但那个叫林晚的年轻人,他挂断电话之后,竟然真的没有任何后续消息了。
别说主动联系,连一条礼节性的回复都没有。
罗蕾莱的手指停在了扶手上,眉头又皱深了几分。
“...现在的年轻人都这么...随性的吗?”
她抬起头,看向站在旁边等候的秘书,语气里带着一丝微妙的不解:
“那个林晚一一真的只是冬木市一个普通的魔术师?”
秘书躬身回答:“据目前掌握的情报,他参与圣杯战争之前没有在任何魔术组织登记过,出身背景也查不到相关记录。
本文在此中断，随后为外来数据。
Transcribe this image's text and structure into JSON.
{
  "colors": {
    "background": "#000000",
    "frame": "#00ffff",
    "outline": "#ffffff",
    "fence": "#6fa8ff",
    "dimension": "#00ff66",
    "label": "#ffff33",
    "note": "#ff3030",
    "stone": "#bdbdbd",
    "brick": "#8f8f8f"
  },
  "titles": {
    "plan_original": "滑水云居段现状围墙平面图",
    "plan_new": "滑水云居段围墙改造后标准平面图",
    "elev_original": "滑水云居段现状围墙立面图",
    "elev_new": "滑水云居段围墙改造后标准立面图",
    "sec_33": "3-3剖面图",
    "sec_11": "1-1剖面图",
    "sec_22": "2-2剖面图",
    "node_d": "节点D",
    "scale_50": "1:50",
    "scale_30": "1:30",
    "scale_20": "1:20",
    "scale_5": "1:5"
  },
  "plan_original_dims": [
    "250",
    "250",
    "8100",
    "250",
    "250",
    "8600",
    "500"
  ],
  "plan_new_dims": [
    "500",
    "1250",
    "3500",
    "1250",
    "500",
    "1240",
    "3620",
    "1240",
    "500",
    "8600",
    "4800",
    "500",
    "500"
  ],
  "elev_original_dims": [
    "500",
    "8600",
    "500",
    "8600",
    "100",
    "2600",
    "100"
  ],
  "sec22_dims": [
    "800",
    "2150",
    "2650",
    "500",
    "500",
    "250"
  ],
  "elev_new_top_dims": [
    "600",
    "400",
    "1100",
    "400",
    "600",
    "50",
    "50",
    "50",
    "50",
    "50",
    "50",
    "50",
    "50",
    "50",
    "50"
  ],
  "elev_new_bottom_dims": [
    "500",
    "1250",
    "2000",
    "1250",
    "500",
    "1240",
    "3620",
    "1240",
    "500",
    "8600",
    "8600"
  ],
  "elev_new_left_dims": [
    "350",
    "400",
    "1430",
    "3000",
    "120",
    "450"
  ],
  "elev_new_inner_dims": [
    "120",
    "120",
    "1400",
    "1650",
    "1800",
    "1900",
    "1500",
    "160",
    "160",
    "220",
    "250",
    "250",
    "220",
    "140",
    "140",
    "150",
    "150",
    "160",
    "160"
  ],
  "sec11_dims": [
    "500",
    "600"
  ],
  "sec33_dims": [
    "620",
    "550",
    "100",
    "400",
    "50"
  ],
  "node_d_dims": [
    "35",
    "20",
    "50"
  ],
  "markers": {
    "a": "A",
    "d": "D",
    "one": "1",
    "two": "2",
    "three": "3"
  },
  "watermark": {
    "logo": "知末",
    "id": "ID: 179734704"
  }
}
不过....”
“不过?”
“他身边的从者中,有英灵骑士王阿尔托莉雅,以及希腊神话中的两位女神级从者。“罗蕾莱沉默了一会儿,目光落在那部依旧沉默的通讯礼装上。
“准备明天的飞机,去日本。”
秘书微微怔了一下,随即躬身:“大人,是否需要属下先发一份正式的会面函?另外,您今天案头还有三份紧急裁定....
罗蕾莱没有说话。
她重新翻开那份报告,指尖轻轻划过纸面,像在触碰某种值得回味的余韵。
秘书等了三秒,然后低头:“属下明白了。飞机安排在明早七时,随行人员我会精简。”
“不必带太多人。”
“是。
第一百章 初临冬木
巴瑟梅罗·罗蕾莱走下私人飞机时,日本初冬的风裹着海港的腥咸扑面而来。
她穿着一件剪裁考究的黑色羊绒大衣,内里是深灰色的三件套西装,领带结打得一丝不苟。
秘书跟在他身后半步的位置,手里提着一只公文箱。
随行人员确实精简到了极致一一只有两个人。
“大人,车已经准备好了。”秘书低声说。
罗蕾莱没有回答。
她的目光越过机场的围栏,望向远方被灰白色云层压低的城市天际线,嘴角浮起一丝近乎于无的弧度。
“..冬木市。“她轻声念出这个名字,像是在品尝一枚过于便宜的红酒,“传闻中远东的魔术蛮荒之地。”
她没有再多说什么,径直走向等候在停机坪边的黑色轿车。
轿车驶入冬木市区的时候,巴瑟梅罗的目光透过车窗,打量着街道两旁的建筑。
便利店、居酒屋、挂着暖帘的小餐馆、骑着自行车经过的上班族一—一切寻常得几乎乏味。
她收回视线,闭上眼,靠着座椅靠背。
“……去那个地方。”
她说了一个地名。秘书不需要多问。
轿车穿过市区,沿着一条逐渐变得偏僻的公路行驶。
两旁的行道树越来越密,建筑越来越稀疏,最后在一座被茂密林木掩盖的古老宅邸前停了下来。
宅邸的围墙爬满了藤蔓,大门上的铜环锈迹斑斑,看起来已经很久没有被访客叩响了。
罗蕾莱下了车,站在门前,抬头看了这座宅子一眼。●
“在这里等着。”
她对秘书说了一句,然后推开了那扇沉重的大门。
门轴发出一声刺耳的、像是从腐朽的喉咙里挤出来的呻吟。
院子里的光线比外面暗了一个层次,茂密的树冠遮住了大部分天空。
罗蕾莱沿着石径走到宅邸的正门前,门虚掩着。她伸手推开。
屋里很暗,窗帘拉得严严实实。客厅深处的一张扶手椅上,坐着一个身影。
那是一个干瘪枯瘦的老人,身形小得像一具被风干了的标本。
他的头发已经全白了,稀稀拉拉地散落在肩头。他的眼睛是闭着的。